Она так ушла в себя, что не слыхала, как мимо сада прозвенел колокольчик; она прошла теперь целый ряд и стояла у края дороги. «Постой здесь, — услышала Лизанька.
Кучер остановил лошадей, и молодой офицер вышел из тарантаса. Лизанька не испугалась, не удивилась; она была как во сне.
Молодой Раменской, опустив одну ногу на подножку слеша накренившегося в колесе экипажа, также замедлил. Вряд ли и сам он понимал, что надо сделать. Но мимо проехать нельзя. Лизанька так и стояла с немного приподнятым платьицем, открывавшим над туфельками первый очерк легких девических ног; она, как бы в переднике цветочница, держала перед ним эту груду цветов и ждала.
Когда он к ней подошел, она не опустила глаз, но молчала. Молчал и он, еще юный, шалый и беззаботный, но теперь непривычно смущенный, как мальчик.
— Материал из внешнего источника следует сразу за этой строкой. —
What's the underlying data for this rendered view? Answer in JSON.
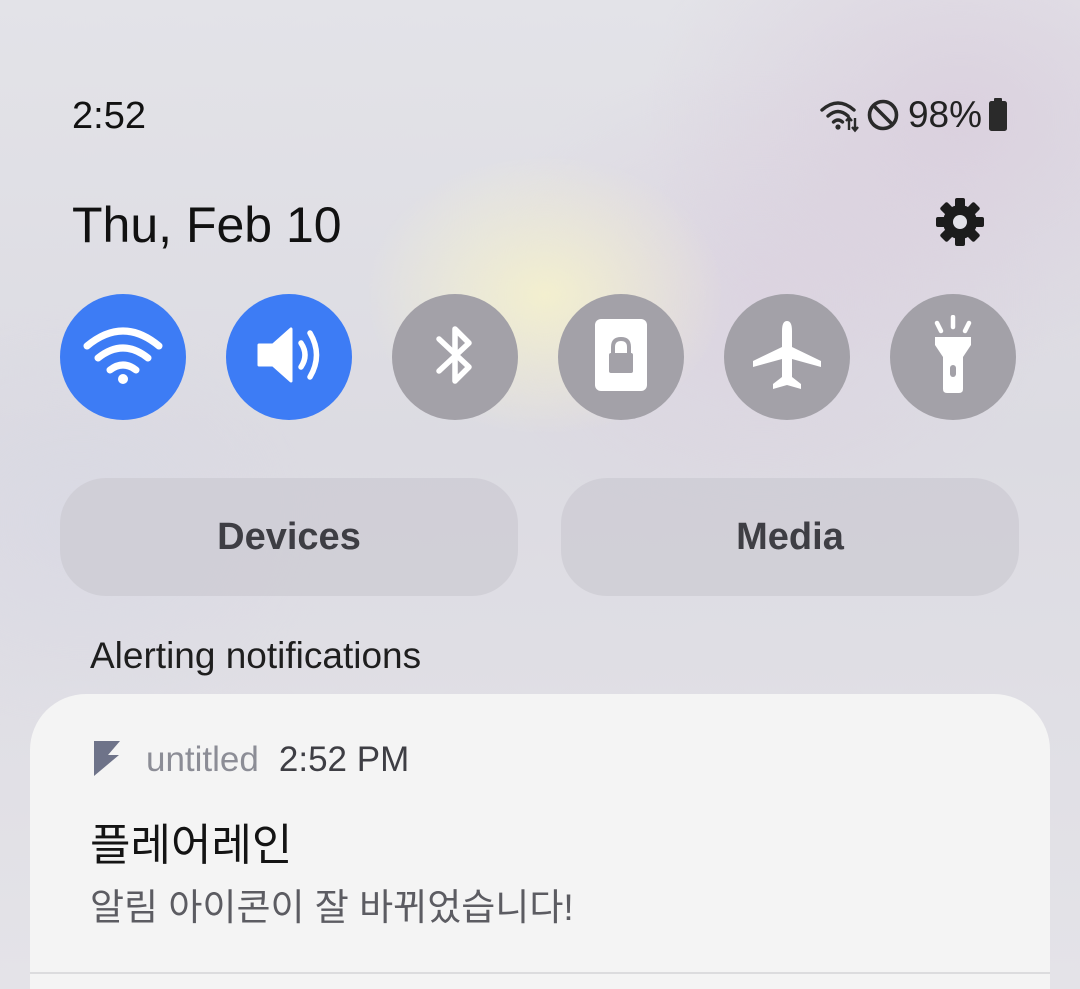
{
  "status_bar": {
    "time": "2:52",
    "battery_percent": "98%",
    "icons": [
      "wifi-data-icon",
      "do-not-disturb-icon",
      "battery-icon"
    ]
  },
  "header": {
    "date": "Thu, Feb 10",
    "settings_icon": "gear-icon"
  },
  "quick_settings": [
    {
      "name": "wifi",
      "icon": "wifi-icon",
      "state": "on"
    },
    {
      "name": "sound",
      "icon": "speaker-icon",
      "state": "on"
    },
    {
      "name": "bluetooth",
      "icon": "bluetooth-icon",
      "state": "off"
    },
    {
      "name": "portrait-lock",
      "icon": "portrait-lock-icon",
      "state": "off"
    },
    {
      "name": "airplane-mode",
      "icon": "airplane-icon",
      "state": "off"
    },
    {
      "name": "flashlight",
      "icon": "flashlight-icon",
      "state": "off"
    }
  ],
  "buttons": {
    "devices": "Devices",
    "media": "Media"
  },
  "section": {
    "label": "Alerting notifications"
  },
  "notification": {
    "app_icon": "flame-app-icon",
    "app_name": "untitled",
    "time": "2:52 PM",
    "title": "플레어레인",
    "body": "알림 아이콘이 잘 바뀌었습니다!"
  },
  "colors": {
    "tile_on": "#3d7cf5",
    "tile_off": "#a3a1a8",
    "card": "#f4f4f4"
  }
}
— Простите меня, я, может быть, вас напугал. Лизанька молча ответила: нет.
— Там, в орешнике?
Она повторила безмолвный ответ.
— Можно взять мне на память о вас?
Лизанька, опустив одну руку, взяла ею полную горсть вишневых цветов и протянула ему. Он наклонился и, едва коснувшись губами, поцеловал ее захолодевшие (как тогда у дьячка) узкие пальцы. Потом взял цветы и, уткнувшись лицом в душистую горсть, побежал к экипажу. Лизанька, провожавшая взором его, уронила и левую руку.
В этот момент откуда-то набежал ветерок и взвеял всю пышную массу цветов. Обернувшись на тронувших конях, увидел ее молодой офицер в белом облаке.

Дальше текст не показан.